The general categories of threats to internal validity include the following: history, maturation, testing, instrumentation, mortality (or subject attrition), regression to the mean, selection, diffusion or imitation of treatments, compensation, compensatory rivalry, and demoralization.

History

History, or events outside of a research study, can influence subjects’ responses and can act as unexpected and unplanned independent variables. For example, a campaign to reduce cigarette smoking among teenagers may coincide with a decrease in cigarette purchases by teens, but an increased tax on cigarettes during the same time period may also be associated with a reduction in cigarette purchases. The “event” of increasing taxes on cigarettes may be an alternative explanation for the reduction in cigarette purchases.

A researcher may attempt to control for history threats by making all participants’ experiences identical except for the independent variables, but this is often difficult or impossible to do. Other ways to reduce the threat to internal validity due to history is to engage in random assignment and to include a control group in the research design. This ideally results in a research study in which the effects of history will be similar across groups.

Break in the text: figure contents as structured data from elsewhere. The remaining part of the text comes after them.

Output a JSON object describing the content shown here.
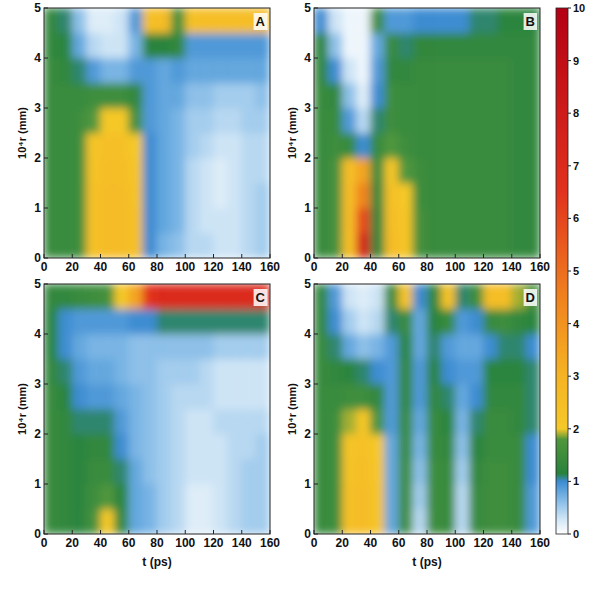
{
  "chart_data": {
    "type": "heatmap",
    "x_label": "t (ps)",
    "y_label": "10⁴r (mm)",
    "x": [
      0,
      10,
      20,
      30,
      40,
      50,
      60,
      70,
      80,
      90,
      100,
      110,
      120,
      130,
      140,
      150,
      160
    ],
    "y": [
      0,
      0.5,
      1,
      1.5,
      2,
      2.5,
      3,
      3.5,
      4,
      4.5,
      5
    ],
    "xlim": [
      0,
      160
    ],
    "ylim": [
      0,
      5
    ],
    "xticks": [
      0,
      20,
      40,
      60,
      80,
      100,
      120,
      140,
      160
    ],
    "yticks": [
      0,
      1,
      2,
      3,
      4,
      5
    ],
    "colorbar_range": [
      0,
      10
    ],
    "colorbar_ticks": [
      0,
      1,
      2,
      3,
      4,
      5,
      6,
      7,
      8,
      9,
      10
    ],
    "panels": [
      {
        "label": "A",
        "cells": [
          [
            1.4,
            1.4,
            1.5,
            2.4,
            2.6,
            2.6,
            2.4,
            1.0,
            0.7,
            0.6,
            0.4,
            0.4,
            0.3,
            0.3,
            0.4,
            0.5
          ],
          [
            1.4,
            1.4,
            1.5,
            2.4,
            2.6,
            2.6,
            2.4,
            1.0,
            0.8,
            0.7,
            0.4,
            0.3,
            0.3,
            0.3,
            0.4,
            0.5
          ],
          [
            1.4,
            1.4,
            1.5,
            2.4,
            2.6,
            2.6,
            2.3,
            1.0,
            0.8,
            0.7,
            0.4,
            0.3,
            0.2,
            0.3,
            0.4,
            0.5
          ],
          [
            1.4,
            1.4,
            1.5,
            2.3,
            2.5,
            2.5,
            2.2,
            1.0,
            0.8,
            0.7,
            0.4,
            0.3,
            0.2,
            0.3,
            0.4,
            0.4
          ],
          [
            1.4,
            1.4,
            1.5,
            2.2,
            2.4,
            2.4,
            2.0,
            1.0,
            0.8,
            0.7,
            0.5,
            0.4,
            0.3,
            0.3,
            0.4,
            0.4
          ],
          [
            1.4,
            1.4,
            1.5,
            1.8,
            2.0,
            2.0,
            1.6,
            0.9,
            0.8,
            0.7,
            0.5,
            0.5,
            0.4,
            0.4,
            0.5,
            0.5
          ],
          [
            1.4,
            1.4,
            1.4,
            1.5,
            1.5,
            1.5,
            1.3,
            0.9,
            0.8,
            0.8,
            0.6,
            0.6,
            0.5,
            0.5,
            0.5,
            0.6
          ],
          [
            1.4,
            1.3,
            1.1,
            0.9,
            0.7,
            0.7,
            0.9,
            0.9,
            0.8,
            0.9,
            0.8,
            0.8,
            0.8,
            0.8,
            0.8,
            0.8
          ],
          [
            1.3,
            1.2,
            0.8,
            0.4,
            0.3,
            0.3,
            0.7,
            1.2,
            1.2,
            1.3,
            0.9,
            0.9,
            0.9,
            0.9,
            0.9,
            0.9
          ],
          [
            1.3,
            1.1,
            0.6,
            0.2,
            0.2,
            0.3,
            0.9,
            2.4,
            2.6,
            1.6,
            2.4,
            2.5,
            2.5,
            2.5,
            2.5,
            2.5
          ]
        ]
      },
      {
        "label": "B",
        "cells": [
          [
            1.4,
            1.6,
            2.5,
            7.5,
            1.2,
            2.6,
            2.2,
            1.6,
            1.4,
            1.4,
            1.4,
            1.4,
            1.4,
            1.4,
            1.3,
            1.3
          ],
          [
            1.4,
            1.6,
            2.6,
            6.0,
            1.2,
            2.5,
            2.2,
            1.6,
            1.4,
            1.4,
            1.4,
            1.4,
            1.4,
            1.4,
            1.3,
            1.3
          ],
          [
            1.4,
            1.6,
            2.6,
            4.5,
            1.3,
            2.4,
            2.0,
            1.5,
            1.4,
            1.4,
            1.4,
            1.4,
            1.4,
            1.4,
            1.3,
            1.3
          ],
          [
            1.4,
            1.6,
            2.5,
            3.5,
            1.4,
            2.2,
            1.8,
            1.5,
            1.4,
            1.4,
            1.4,
            1.4,
            1.4,
            1.4,
            1.3,
            1.3
          ],
          [
            1.4,
            1.5,
            1.4,
            1.0,
            1.4,
            1.8,
            1.5,
            1.4,
            1.4,
            1.4,
            1.4,
            1.4,
            1.4,
            1.4,
            1.3,
            1.3
          ],
          [
            1.4,
            1.4,
            0.9,
            0.4,
            1.1,
            1.5,
            1.4,
            1.4,
            1.4,
            1.4,
            1.4,
            1.4,
            1.4,
            1.4,
            1.3,
            1.3
          ],
          [
            1.4,
            1.3,
            0.6,
            0.2,
            1.0,
            1.5,
            1.4,
            1.4,
            1.4,
            1.4,
            1.4,
            1.4,
            1.4,
            1.4,
            1.3,
            1.3
          ],
          [
            1.3,
            1.0,
            0.3,
            0.1,
            0.9,
            1.3,
            1.3,
            1.4,
            1.4,
            1.4,
            1.4,
            1.4,
            1.4,
            1.4,
            1.3,
            1.3
          ],
          [
            1.2,
            0.6,
            0.1,
            0.1,
            0.8,
            1.4,
            1.1,
            1.3,
            1.3,
            1.3,
            1.3,
            1.3,
            1.3,
            1.3,
            1.3,
            1.3
          ],
          [
            1.0,
            0.3,
            0.1,
            0.1,
            1.5,
            0.9,
            0.9,
            1.0,
            1.0,
            1.0,
            1.0,
            1.1,
            1.1,
            1.2,
            1.2,
            1.2
          ]
        ]
      },
      {
        "label": "C",
        "cells": [
          [
            1.4,
            1.3,
            1.2,
            1.6,
            2.0,
            1.3,
            0.8,
            0.7,
            0.5,
            0.4,
            0.2,
            0.2,
            0.3,
            0.4,
            0.5,
            0.5
          ],
          [
            1.4,
            1.3,
            1.2,
            1.5,
            1.8,
            1.2,
            0.8,
            0.7,
            0.5,
            0.4,
            0.2,
            0.2,
            0.3,
            0.4,
            0.5,
            0.5
          ],
          [
            1.4,
            1.3,
            1.2,
            1.4,
            1.4,
            1.1,
            0.8,
            0.6,
            0.5,
            0.4,
            0.3,
            0.3,
            0.3,
            0.4,
            0.5,
            0.5
          ],
          [
            1.4,
            1.3,
            1.2,
            1.3,
            1.3,
            1.0,
            0.7,
            0.6,
            0.5,
            0.4,
            0.3,
            0.3,
            0.3,
            0.4,
            0.4,
            0.5
          ],
          [
            1.4,
            1.3,
            1.1,
            1.1,
            1.1,
            0.9,
            0.7,
            0.6,
            0.5,
            0.4,
            0.3,
            0.3,
            0.4,
            0.4,
            0.4,
            0.4
          ],
          [
            1.4,
            1.2,
            1.0,
            0.9,
            0.9,
            0.8,
            0.7,
            0.6,
            0.5,
            0.4,
            0.4,
            0.4,
            0.3,
            0.3,
            0.3,
            0.3
          ],
          [
            1.3,
            1.1,
            0.9,
            0.8,
            0.8,
            0.7,
            0.6,
            0.6,
            0.5,
            0.5,
            0.5,
            0.4,
            0.3,
            0.3,
            0.3,
            0.3
          ],
          [
            1.2,
            1.0,
            0.8,
            0.7,
            0.7,
            0.7,
            0.6,
            0.6,
            0.6,
            0.6,
            0.6,
            0.6,
            0.5,
            0.5,
            0.5,
            0.5
          ],
          [
            1.2,
            1.0,
            0.9,
            0.9,
            0.9,
            0.9,
            1.0,
            1.0,
            1.1,
            1.1,
            1.1,
            1.1,
            1.1,
            1.1,
            1.1,
            1.1
          ],
          [
            1.3,
            1.3,
            1.4,
            1.5,
            1.6,
            2.0,
            3.5,
            6.5,
            7.0,
            7.0,
            7.0,
            7.0,
            7.0,
            7.0,
            7.0,
            7.0
          ]
        ]
      },
      {
        "label": "D",
        "cells": [
          [
            1.4,
            1.5,
            2.4,
            2.6,
            2.2,
            0.8,
            1.5,
            0.4,
            1.5,
            1.4,
            0.4,
            1.4,
            1.5,
            1.5,
            1.4,
            0.9
          ],
          [
            1.4,
            1.5,
            2.4,
            2.6,
            2.2,
            0.8,
            1.5,
            0.5,
            1.5,
            1.4,
            0.4,
            1.4,
            1.5,
            1.5,
            1.4,
            0.9
          ],
          [
            1.4,
            1.5,
            2.3,
            2.5,
            2.1,
            0.8,
            1.5,
            0.6,
            1.5,
            1.4,
            0.5,
            1.3,
            1.5,
            1.5,
            1.4,
            1.0
          ],
          [
            1.4,
            1.5,
            2.2,
            2.4,
            2.0,
            0.8,
            1.4,
            0.7,
            1.4,
            1.3,
            0.6,
            1.2,
            1.4,
            1.4,
            1.4,
            1.0
          ],
          [
            1.4,
            1.5,
            1.9,
            2.1,
            1.7,
            0.9,
            1.4,
            0.8,
            1.4,
            1.2,
            0.7,
            1.1,
            1.4,
            1.4,
            1.3,
            1.1
          ],
          [
            1.4,
            1.4,
            1.5,
            1.5,
            1.3,
            0.9,
            1.3,
            0.9,
            1.3,
            1.1,
            0.8,
            1.0,
            1.3,
            1.3,
            1.3,
            1.1
          ],
          [
            1.4,
            1.3,
            1.2,
            1.1,
            1.0,
            0.9,
            1.3,
            0.9,
            1.2,
            1.0,
            0.9,
            0.9,
            1.2,
            1.2,
            1.2,
            1.1
          ],
          [
            1.4,
            1.1,
            0.8,
            0.6,
            0.7,
            0.9,
            1.2,
            0.8,
            1.1,
            0.9,
            0.8,
            0.8,
            1.0,
            1.1,
            1.1,
            1.0
          ],
          [
            1.3,
            1.0,
            0.5,
            0.3,
            0.4,
            1.1,
            1.4,
            0.8,
            1.2,
            1.4,
            0.9,
            1.0,
            1.4,
            1.5,
            1.3,
            1.2
          ],
          [
            1.3,
            0.9,
            0.3,
            0.2,
            0.3,
            1.4,
            2.3,
            1.0,
            1.3,
            2.3,
            1.1,
            1.5,
            2.5,
            2.5,
            1.9,
            1.6
          ]
        ]
      }
    ]
  }
}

Longitudinal studies or studies involving repeated measures on subjects over time are more susceptible to threats to internal validity due to history than studies in which data are collected at a single point in time.

Maturation

Maturation is another common threat to internal validity in longitudinal studies. Maturation refers to the natural changes, psychological or physiological, that occur as participants age or time passes. Studies that involve children are often most vulnerable to maturation effects. For example, perhaps you have implemented a behavioral therapy among a group of 3-year-olds. When one measures their behavior at age 4 years, these children demonstrate remarkable improvement. The question a researcher must ask is whether the program led to improvements in behavior, or whether the children are more well-behaved because they have naturally become more mature. Maturation threats to internal validity can also be related to physiological changes. For example, participants may become hungrier, thirstier, or more tired as a study drags on, and hunger, thirst, or fatigue (but not your independent variable) may lead participants to respond differently on measures of the dependent variable.